The third step of the plan proposed by China calls for the implementation of Annan's six-point plan, though it remains unclear to what extent China would back the additional points in the Annan's plan.

Some of the wording in the original six-point plan proposed by Annan had to be changed in June, because Russia objected to the implicit understanding that Assad and his associates would be excluded from the governance of Syria in the future, a demand which is central for the Syrian rebels, according to the Guardian.

However, when Kofi Annan stepped down as envoy in August, he reiterated that Assad must leave office.

At the time of Annan's resignation, White House spokesman Jay Carney said Annan's departure "highlights the failure in the United Nations Security Council of Russia and China to support meaningful resolutions against Assad that would hold Assad accountable for his failure to abide by the Annan plan," according to The New York Times.

Syrian political experts noted that the Chinese proposal doesn't call on Assad to step down.

Who endorses which measures?

Russia and China, longtime allies of Syria and Assad, blocked three UN Security Council resolutions which were aimed at increasing pressure on Assad's regime to follow the original six-point plan proposed by Annan, Reuters noted. China has drawn criticism from Arab countries for not taking a stronger stance on Syria.

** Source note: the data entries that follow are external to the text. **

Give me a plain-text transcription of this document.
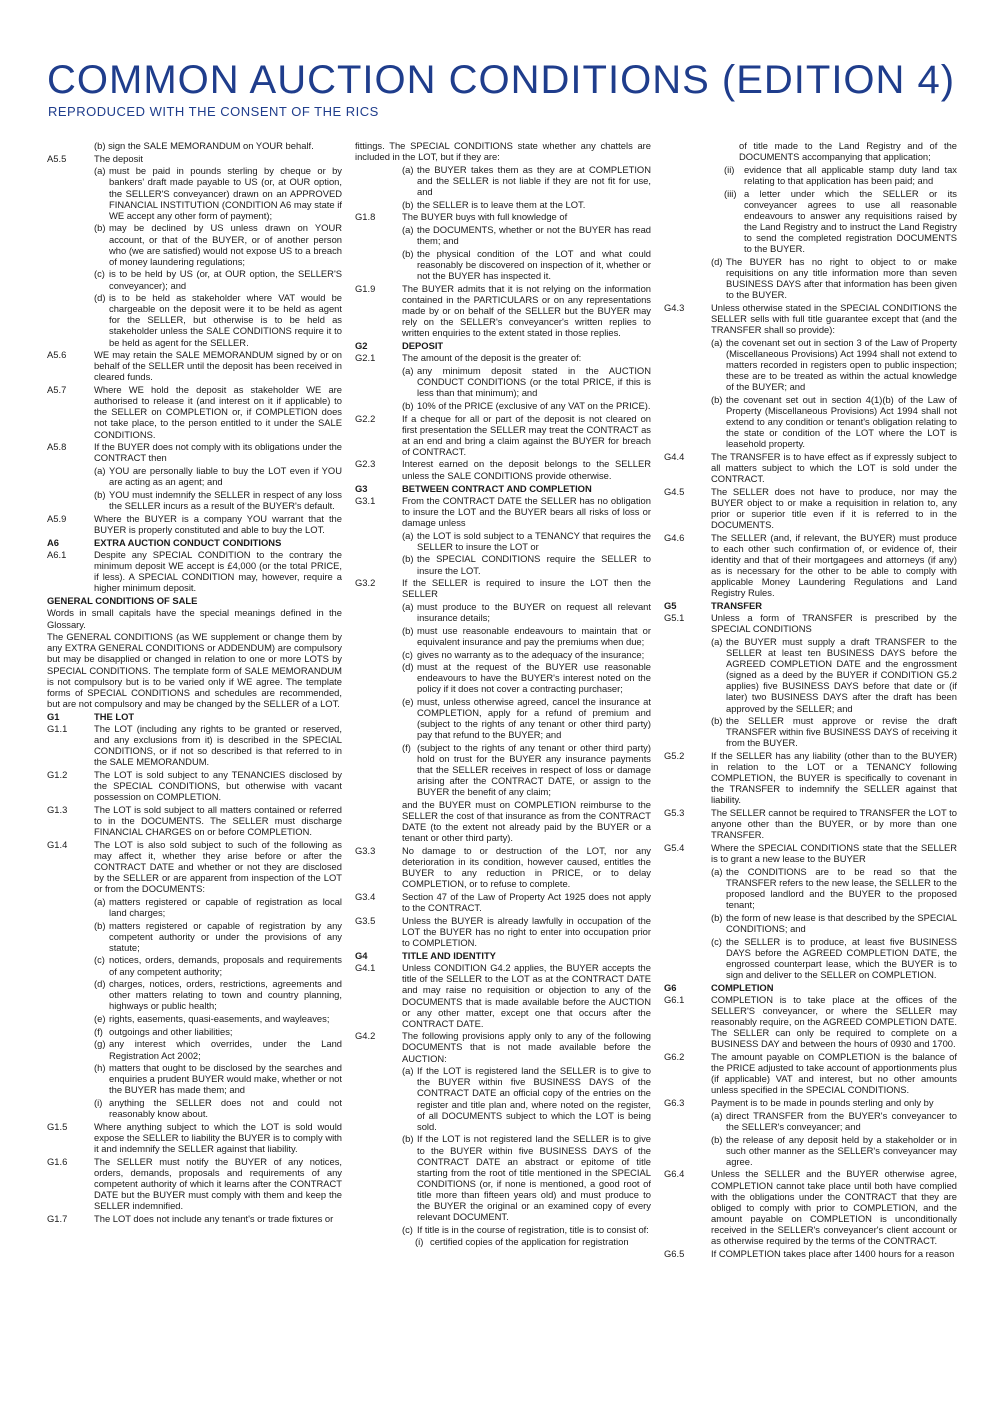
COMMON AUCTION CONDITIONS (EDITION 4)
REPRODUCED WITH THE CONSENT OF THE RICS
(b) sign the SALE MEMORANDUM on YOUR behalf.
A5.5	The deposit
(a) must be paid in pounds sterling by cheque or by bankers' draft made payable to US (or, at OUR option, the SELLER'S conveyancer) drawn on an APPROVED FINANCIAL INSTITUTION (CONDITION A6 may state if WE accept any other form of payment);
(b) may be declined by US unless drawn on YOUR account, or that of the BUYER, or of another person who (we are satisfied) would not expose US to a breach of money laundering regulations;
(c) is to be held by US (or, at OUR option, the SELLER'S conveyancer); and
(d) is to be held as stakeholder where VAT would be chargeable on the deposit were it to be held as agent for the SELLER, but otherwise is to be held as stakeholder unless the SALE CONDITIONS require it to be held as agent for the SELLER.
A5.6	WE may retain the SALE MEMORANDUM signed by or on behalf of the SELLER until the deposit has been received in cleared funds.
A5.7	Where WE hold the deposit as stakeholder WE are authorised to release it (and interest on it if applicable) to the SELLER on COMPLETION or, if COMPLETION does not take place, to the person entitled to it under the SALE CONDITIONS.
A5.8	If the BUYER does not comply with its obligations under the CONTRACT then
(a) YOU are personally liable to buy the LOT even if YOU are acting as an agent; and
(b) YOU must indemnify the SELLER in respect of any loss the SELLER incurs as a result of the BUYER's default.
A5.9	Where the BUYER is a company YOU warrant that the BUYER is properly constituted and able to buy the LOT.
A6	EXTRA AUCTION CONDUCT CONDITIONS
A6.1	Despite any SPECIAL CONDITION to the contrary the minimum deposit WE accept is £4,000 (or the total PRICE, if less). A SPECIAL CONDITION may, however, require a higher minimum deposit.
GENERAL CONDITIONS OF SALE
Words in small capitals have the special meanings defined in the Glossary.
The GENERAL CONDITIONS (as WE supplement or change them by any EXTRA GENERAL CONDITIONS or ADDENDUM) are compulsory but may be disapplied or changed in relation to one or more LOTS by SPECIAL CONDITIONS. The template form of SALE MEMORANDUM is not compulsory but is to be varied only if WE agree. The template forms of SPECIAL CONDITIONS and schedules are recommended, but are not compulsory and may be changed by the SELLER of a LOT.
G1	THE LOT
G1.1	The LOT (including any rights to be granted or reserved, and any exclusions from it) is described in the SPECIAL CONDITIONS, or if not so described is that referred to in the SALE MEMORANDUM.
G1.2	The LOT is sold subject to any TENANCIES disclosed by the SPECIAL CONDITIONS, but otherwise with vacant possession on COMPLETION.
G1.3	The LOT is sold subject to all matters contained or referred to in the DOCUMENTS. The SELLER must discharge FINANCIAL CHARGES on or before COMPLETION.
G1.4	The LOT is also sold subject to such of the following as may affect it, whether they arise before or after the CONTRACT DATE and whether or not they are disclosed by the SELLER or are apparent from inspection of the LOT or from the DOCUMENTS:
(a) matters registered or capable of registration as local land charges;
(b) matters registered or capable of registration by any competent authority or under the provisions of any statute;
(c) notices, orders, demands, proposals and requirements of any competent authority;
(d) charges, notices, orders, restrictions, agreements and other matters relating to town and country planning, highways or public health;
(e) rights, easements, quasi-easements, and wayleaves;
(f) outgoings and other liabilities;
(g) any interest which overrides, under the Land Registration Act 2002;
(h) matters that ought to be disclosed by the searches and enquiries a prudent BUYER would make, whether or not the BUYER has made them; and
(i) anything the SELLER does not and could not reasonably know about.
G1.5	Where anything subject to which the LOT is sold would expose the SELLER to liability the BUYER is to comply with it and indemnify the SELLER against that liability.
G1.6	The SELLER must notify the BUYER of any notices, orders, demands, proposals and requirements of any competent authority of which it learns after the CONTRACT DATE but the BUYER must comply with them and keep the SELLER indemnified.
G1.7	The LOT does not include any tenant's or trade fixtures or
fittings. The SPECIAL CONDITIONS state whether any chattels are included in the LOT, but if they are:
(a) the BUYER takes them as they are at COMPLETION and the SELLER is not liable if they are not fit for use, and
(b) the SELLER is to leave them at the LOT.
G1.8	The BUYER buys with full knowledge of
(a) the DOCUMENTS, whether or not the BUYER has read them; and
(b) the physical condition of the LOT and what could reasonably be discovered on inspection of it, whether or not the BUYER has inspected it.
G1.9	The BUYER admits that it is not relying on the information contained in the PARTICULARS or on any representations made by or on behalf of the SELLER but the BUYER may rely on the SELLER's conveyancer's written replies to written enquiries to the extent stated in those replies.
G2	DEPOSIT
G2.1	The amount of the deposit is the greater of:
(a) any minimum deposit stated in the AUCTION CONDUCT CONDITIONS (or the total PRICE, if this is less than that minimum); and
(b) 10% of the PRICE (exclusive of any VAT on the PRICE).
G2.2	If a cheque for all or part of the deposit is not cleared on first presentation the SELLER may treat the CONTRACT as at an end and bring a claim against the BUYER for breach of CONTRACT.
G2.3	Interest earned on the deposit belongs to the SELLER unless the SALE CONDITIONS provide otherwise.
G3	BETWEEN CONTRACT AND COMPLETION
G3.1	From the CONTRACT DATE the SELLER has no obligation to insure the LOT and the BUYER bears all risks of loss or damage unless
(a) the LOT is sold subject to a TENANCY that requires the SELLER to insure the LOT or
(b) the SPECIAL CONDITIONS require the SELLER to insure the LOT.
G3.2	If the SELLER is required to insure the LOT then the SELLER
(a) must produce to the BUYER on request all relevant insurance details;
(b) must use reasonable endeavours to maintain that or equivalent insurance and pay the premiums when due;
(c) gives no warranty as to the adequacy of the insurance;
(d) must at the request of the BUYER use reasonable endeavours to have the BUYER's interest noted on the policy if it does not cover a contracting purchaser;
(e) must, unless otherwise agreed, cancel the insurance at COMPLETION, apply for a refund of premium and (subject to the rights of any tenant or other third party) pay that refund to the BUYER; and
(f) (subject to the rights of any tenant or other third party) hold on trust for the BUYER any insurance payments that the SELLER receives in respect of loss or damage arising after the CONTRACT DATE, or assign to the BUYER the benefit of any claim;
and the BUYER must on COMPLETION reimburse to the SELLER the cost of that insurance as from the CONTRACT DATE (to the extent not already paid by the BUYER or a tenant or other third party).
G3.3	No damage to or destruction of the LOT, nor any deterioration in its condition, however caused, entitles the BUYER to any reduction in PRICE, or to delay COMPLETION, or to refuse to complete.
G3.4	Section 47 of the Law of Property Act 1925 does not apply to the CONTRACT.
G3.5	Unless the BUYER is already lawfully in occupation of the LOT the BUYER has no right to enter into occupation prior to COMPLETION.
G4	TITLE AND IDENTITY
G4.1	Unless CONDITION G4.2 applies, the BUYER accepts the title of the SELLER to the LOT as at the CONTRACT DATE and may raise no requisition or objection to any of the DOCUMENTS that is made available before the AUCTION or any other matter, except one that occurs after the CONTRACT DATE.
G4.2	The following provisions apply only to any of the following DOCUMENTS that is not made available before the AUCTION:
(a) If the LOT is registered land the SELLER is to give to the BUYER within five BUSINESS DAYS of the CONTRACT DATE an official copy of the entries on the register and title plan and, where noted on the register, of all DOCUMENTS subject to which the LOT is being sold.
(b) If the LOT is not registered land the SELLER is to give to the BUYER within five BUSINESS DAYS of the CONTRACT DATE an abstract or epitome of title starting from the root of title mentioned in the SPECIAL CONDITIONS (or, if none is mentioned, a good root of title more than fifteen years old) and must produce to the BUYER the original or an examined copy of every relevant DOCUMENT.
(c) If title is in the course of registration, title is to consist of:
(i) certified copies of the application for registration
of title made to the Land Registry and of the DOCUMENTS accompanying that application;
(ii)	evidence that all applicable stamp duty land tax relating to that application has been paid; and
(iii) a letter under which the SELLER or its conveyancer agrees to use all reasonable endeavours to answer any requisitions raised by the Land Registry and to instruct the Land Registry to send the completed registration DOCUMENTS to the BUYER.
(d) The BUYER has no right to object to or make requisitions on any title information more than seven BUSINESS DAYS after that information has been given to the BUYER.
G4.3	Unless otherwise stated in the SPECIAL CONDITIONS the SELLER sells with full title guarantee except that (and the TRANSFER shall so provide):
(a) the covenant set out in section 3 of the Law of Property (Miscellaneous Provisions) Act 1994 shall not extend to matters recorded in registers open to public inspection; these are to be treated as within the actual knowledge of the BUYER; and
(b) the covenant set out in section 4(1)(b) of the Law of Property (Miscellaneous Provisions) Act 1994 shall not extend to any condition or tenant's obligation relating to the state or condition of the LOT where the LOT is leasehold property.
G4.4	The TRANSFER is to have effect as if expressly subject to all matters subject to which the LOT is sold under the CONTRACT.
G4.5	The SELLER does not have to produce, nor may the BUYER object to or make a requisition in relation to, any prior or superior title even if it is referred to in the DOCUMENTS.
G4.6	The SELLER (and, if relevant, the BUYER) must produce to each other such confirmation of, or evidence of, their identity and that of their mortgagees and attorneys (if any) as is necessary for the other to be able to comply with applicable Money Laundering Regulations and Land Registry Rules.
G5	TRANSFER
G5.1	Unless a form of TRANSFER is prescribed by the SPECIAL CONDITIONS
(a) the BUYER must supply a draft TRANSFER to the SELLER at least ten BUSINESS DAYS before the AGREED COMPLETION DATE and the engrossment (signed as a deed by the BUYER if CONDITION G5.2 applies) five BUSINESS DAYS before that date or (if later) two BUSINESS DAYS after the draft has been approved by the SELLER; and
(b) the SELLER must approve or revise the draft TRANSFER within five BUSINESS DAYS of receiving it from the BUYER.
G5.2	If the SELLER has any liability (other than to the BUYER) in relation to the LOT or a TENANCY following COMPLETION, the BUYER is specifically to covenant in the TRANSFER to indemnify the SELLER against that liability.
G5.3	The SELLER cannot be required to TRANSFER the LOT to anyone other than the BUYER, or by more than one TRANSFER.
G5.4	Where the SPECIAL CONDITIONS state that the SELLER is to grant a new lease to the BUYER
(a) the CONDITIONS are to be read so that the TRANSFER refers to the new lease, the SELLER to the proposed landlord and the BUYER to the proposed tenant;
(b) the form of new lease is that described by the SPECIAL CONDITIONS; and
(c) the SELLER is to produce, at least five BUSINESS DAYS before the AGREED COMPLETION DATE, the engrossed counterpart lease, which the BUYER is to sign and deliver to the SELLER on COMPLETION.
G6	COMPLETION
G6.1	COMPLETION is to take place at the offices of the SELLER'S conveyancer, or where the SELLER may reasonably require, on the AGREED COMPLETION DATE. The SELLER can only be required to complete on a BUSINESS DAY and between the hours of 0930 and 1700.
G6.2	The amount payable on COMPLETION is the balance of the PRICE adjusted to take account of apportionments plus (if applicable) VAT and interest, but no other amounts unless specified in the SPECIAL CONDITIONS.
G6.3	Payment is to be made in pounds sterling and only by
(a) direct TRANSFER from the BUYER's conveyancer to the SELLER's conveyancer; and
(b) the release of any deposit held by a stakeholder or in such other manner as the SELLER's conveyancer may agree.
G6.4	Unless the SELLER and the BUYER otherwise agree, COMPLETION cannot take place until both have complied with the obligations under the CONTRACT that they are obliged to comply with prior to COMPLETION, and the amount payable on COMPLETION is unconditionally received in the SELLER's conveyancer's client account or as otherwise required by the terms of the CONTRACT.
G6.5	If COMPLETION takes place after 1400 hours for a reason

Chinese Foreign Ministry spokesman Hong Lei said on Wednesday, "More and more countries have come to realize that a military option offers no way out, and a political settlement has become an increasingly shared aspiration."

The Times noted that Brahimi is formulating his own plan for peace in Syria, and news of the Chinese plan also came a day after the United States announced its own proposals to help restructure the Syrian opposition, withdrawing support from the Syrian National Council (SNC).

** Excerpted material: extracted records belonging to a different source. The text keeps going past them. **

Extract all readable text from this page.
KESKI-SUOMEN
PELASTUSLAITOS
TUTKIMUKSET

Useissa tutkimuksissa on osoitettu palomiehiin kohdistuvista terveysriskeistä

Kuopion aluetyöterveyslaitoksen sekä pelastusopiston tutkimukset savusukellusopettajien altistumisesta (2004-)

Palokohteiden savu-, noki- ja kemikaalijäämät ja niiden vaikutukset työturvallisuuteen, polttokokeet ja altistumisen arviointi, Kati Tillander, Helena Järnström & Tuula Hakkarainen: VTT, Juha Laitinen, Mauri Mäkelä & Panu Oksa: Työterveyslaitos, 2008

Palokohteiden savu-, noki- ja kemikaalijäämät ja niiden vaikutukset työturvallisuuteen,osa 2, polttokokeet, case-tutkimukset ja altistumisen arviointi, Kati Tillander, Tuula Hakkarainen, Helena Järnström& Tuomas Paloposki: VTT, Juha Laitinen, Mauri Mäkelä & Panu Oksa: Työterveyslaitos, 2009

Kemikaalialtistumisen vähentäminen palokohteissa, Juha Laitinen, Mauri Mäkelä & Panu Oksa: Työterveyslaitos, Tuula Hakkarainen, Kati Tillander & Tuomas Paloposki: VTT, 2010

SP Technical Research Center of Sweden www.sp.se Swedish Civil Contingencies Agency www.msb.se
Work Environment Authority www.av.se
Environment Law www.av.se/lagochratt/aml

US Secretary of State Hillary Clinton said yesterday, "There has to be representation of those who are on the front lines, fighting and dying today to obtain their freedom," referring to the fact that the SNC is primarily comprised of Syrian exiles. Foreign Policy magazine said Clinton has been working with the Arab League to plan a meeting in Doha, Qatar next week, when opposition figures are expected to work to form a new opposition body.

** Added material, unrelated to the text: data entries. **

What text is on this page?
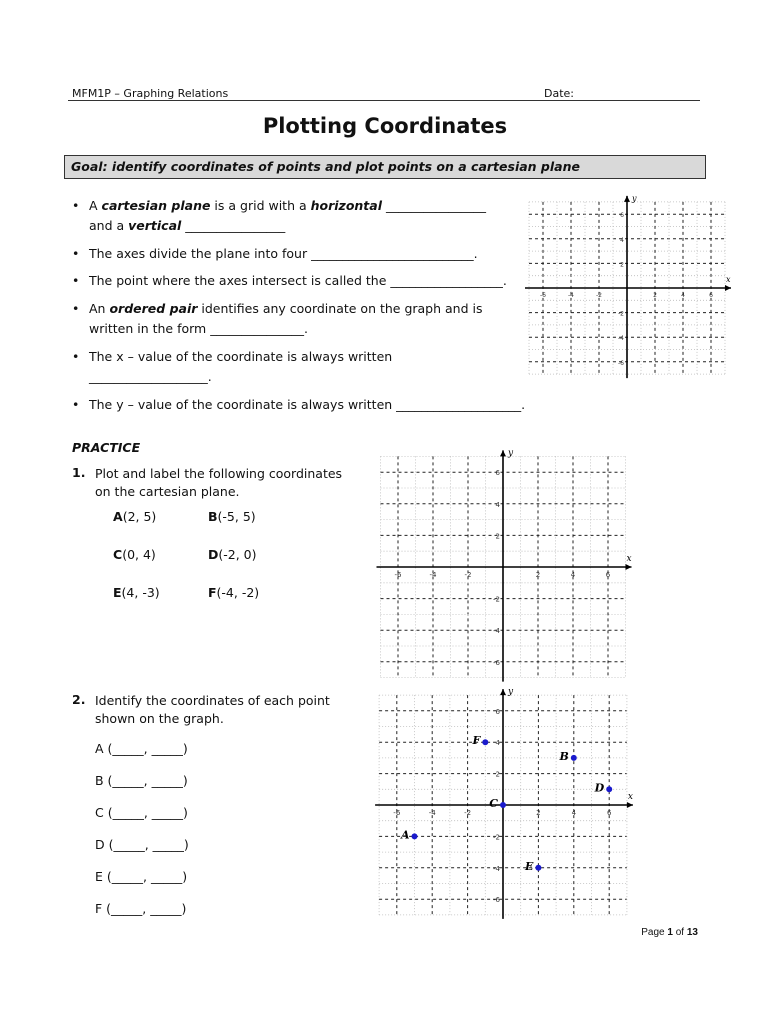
MFM1P – Graphing Relations	Date:
Plotting Coordinates
Goal: identify coordinates of points and plot points on a cartesian plane
• A cartesian plane is a grid with a horizontal ________________
and a vertical ________________
• The axes divide the plane into four __________________________.
• The point where the axes intersect is called the __________________.
• An ordered pair identifies any coordinate on the graph and is
written in the form _______________.
• The x – value of the coordinate is always written
___________________.
• The y – value of the coordinate is always written ____________________.
PRACTICE
1. Plot and label the following coordinates
on the cartesian plane.
A(2, 5)	B(-5, 5)
C(0, 4)	D(-2, 0)
E(4, -3)	F(-4, -2)
2. Identify the coordinates of each point
shown on the graph.
A (_____, _____)
B (_____, _____)
C (_____, _____)
D (_____, _____)
E (_____, _____)
F (_____, _____)
x
y
-6
-6
-4
-4
-2
-2
2
2
4
4
6
6
x
y
-6
-6
-4
-4
-2
-2
2
2
4
4
6
6
x
y
-6
-6
-4
-4
-2
-2
2
2
4
4
6
6
A
B
C
D
E
F
Page 1 of 13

The US and its allies have said they could move beyond the UN, if Russia and China continue to hamper progress, Reuters said.

Where does UN and Arab League envoy Lakhdar Brahimi stand?

When Brahimi took over from Annan, diplomats suggested that he wanted "strong support" from the UN Security Council, especially since Annan said his own efforts had been hampered by the Council's divided veto powers, Yahoo News noted.

Keeping expectations low, Brahimi said in September that he would keep Annan's six-point plan in his "tool box" for possible adaptation, but said he had no concrete plan yet, the BBC reported. At the time, he said he did not see "any cracks" in the "brick wall" that had defeated Annan.

China backed Brahimi's proposed ceasefire in Syria, which was meant to last the four days of the Eid al-Adha festival, but the ceasefire did not hold, with hundreds of casualties over the weekend. Brahimi, on a two-day visit to China, said he hoped China could play an active role in resolving the Syrian conflict.

CNN reported that Brahimi said a political resolution to the conflict was the only feasible approach. "All parties involved should cease fire and violence so as to create conditions for a political resolution," he said, while not openly endorsing the Chinese four-point plan.

"He also expressed appreciation for Chinese efforts toward a political resolution in Syria," reported Xinhua, China's official news agency.

Brahimi also previously met with Russian Foreign Minister Sergei Lavrov in Moscow, and expressed regret that the Eid al-Adha truce did not hold. According to Reuters, he said there was no immediate plan to send UN peacekeepers into Syria.

Reuters noted that neither Brahimi nor Lavrov gave any clear indication at the time of how the violence in Syria could be ended.

"We think this civil war must end ... and the new Syria has to be built by all its sons," Brahimi said. "The support of Russia and other members of the Security Council is indispensable."